Les Mikea, dans le Sud-Ouest de l’île, seraient les derniers chasseurs-cueilleurs de Madagascar. C’est quoi être chasseurs-cueilleurs ? Trois chercheurs américains, que j’ai découverts, dans un article de Sylvain Urfer (Madagascar, une société en mutation : pour quel développement ?, 2011) en esquissent une explication : «L’histoire de l’humanité dans son entier n’a connu que trois ordres sociaux. Le premier est l’ordre de prédation, caractéristique des petits groupes de chasseurs-cueilleurs» (Douglass C. North, John Joseph Wallis et Barry R. Weingast, «Violence et ordres sociaux. Un cadre conceptuel pour interpréter l’histoire de l’humanité», Gallimard, 2010, p. 18-19).
Constitue prédation le pillage des ornements métalliques des tombes du cimetière d’Ambohipo. Est prédation le vol, suivi de dépeçage, des bacs à ordures de la Ville d’Antananarivo. Fruit de la prédation que la disparition quotidienne du garde-corps métallique du pont d’Ankadihevo sur le bypass. Logique de prédation que l’assaut, par des «petites mains», des vatolampy granitiques des collines autour d’Ambohimalaza, Imerinkasinina, Ambatomanoina : petite armée de petites gens qui suivent en cela le double précédent des trous béants d’Ambohimahitsy et d’Ambatomaro, lesquels se font face par-delà la route vers Ambohimangakely. Caractéristique de la prédation de chasseurs-cueilleurs le prélèvement quotidien de bois de chauffe dans la forêt, et tant pis si elle est réserve naturelle (prétendument) protégée.
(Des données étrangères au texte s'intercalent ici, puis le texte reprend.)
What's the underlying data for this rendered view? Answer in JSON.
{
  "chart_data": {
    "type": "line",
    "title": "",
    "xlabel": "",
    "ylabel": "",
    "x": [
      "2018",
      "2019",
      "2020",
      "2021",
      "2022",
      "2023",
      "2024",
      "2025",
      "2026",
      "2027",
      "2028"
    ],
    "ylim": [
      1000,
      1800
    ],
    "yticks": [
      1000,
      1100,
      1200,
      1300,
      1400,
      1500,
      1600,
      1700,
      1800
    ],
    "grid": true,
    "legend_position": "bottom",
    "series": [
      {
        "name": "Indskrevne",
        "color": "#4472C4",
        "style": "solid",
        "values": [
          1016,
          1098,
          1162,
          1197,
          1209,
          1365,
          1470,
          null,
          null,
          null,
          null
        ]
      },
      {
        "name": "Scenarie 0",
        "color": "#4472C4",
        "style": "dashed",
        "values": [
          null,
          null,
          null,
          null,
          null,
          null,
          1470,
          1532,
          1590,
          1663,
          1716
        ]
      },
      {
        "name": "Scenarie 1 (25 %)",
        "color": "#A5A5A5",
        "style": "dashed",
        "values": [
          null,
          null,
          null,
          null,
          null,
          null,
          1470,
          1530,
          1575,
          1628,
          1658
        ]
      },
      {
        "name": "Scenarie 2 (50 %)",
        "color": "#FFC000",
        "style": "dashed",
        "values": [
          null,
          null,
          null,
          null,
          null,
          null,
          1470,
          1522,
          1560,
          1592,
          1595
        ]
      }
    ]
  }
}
Un millier de lémuriens de Madagascar et une cinquantaine de tortues, tout aussi endémiques, arrivent clandestinement en Thaïlande. Un modeste passager arraisonné à une station de taxi-brousse avec 232 tortues radiata et 129 autres du genre Pyxis arachnoides : trafic à grande échelle ou survie d’un cueilleur-chasseur dans un pays ruiné ?
Grillages de protection, panneaux de signalisation, lampadaires d’éclairage public, gravillons en soubassement d’une route à grande circulation, fils électriques de la JIRAMA : qu’est-ce qui n’a pas déjà fait l’objet d’une prédation de cueilleurs-chasseurs au coeur même de la Capitale, sans aucun doute l’endroit le plus diamétralement éloigné du mode de vie des Mikea.
À propos cette fois des Zafimaniry, du Centre-Est de Madagascar, Daniel Coulaud avait pu parler d’un «groupe ethnique à la poursuite de la forêt» (1973). C’était déjà il y a cinquante ans. Depuis, combien de corridors forestiers, comme celui de Ankeniheny-Zahamena qui se meurt sous nos yeux, n’ont-ils pas disparu.
Une définition ancienne, mais qui m’a durablement marqué, est celle de la barbarie : que des gens, pour attraper ses fruits, abattent l’arbre. Et le lendemain, passer à un autre arbre, jusqu’au dernier qui ne cachera plus rien de la forêt disparue. Survivre au jour le jour, continuer à faire des enfants, auxquels on ne laissera plus rien.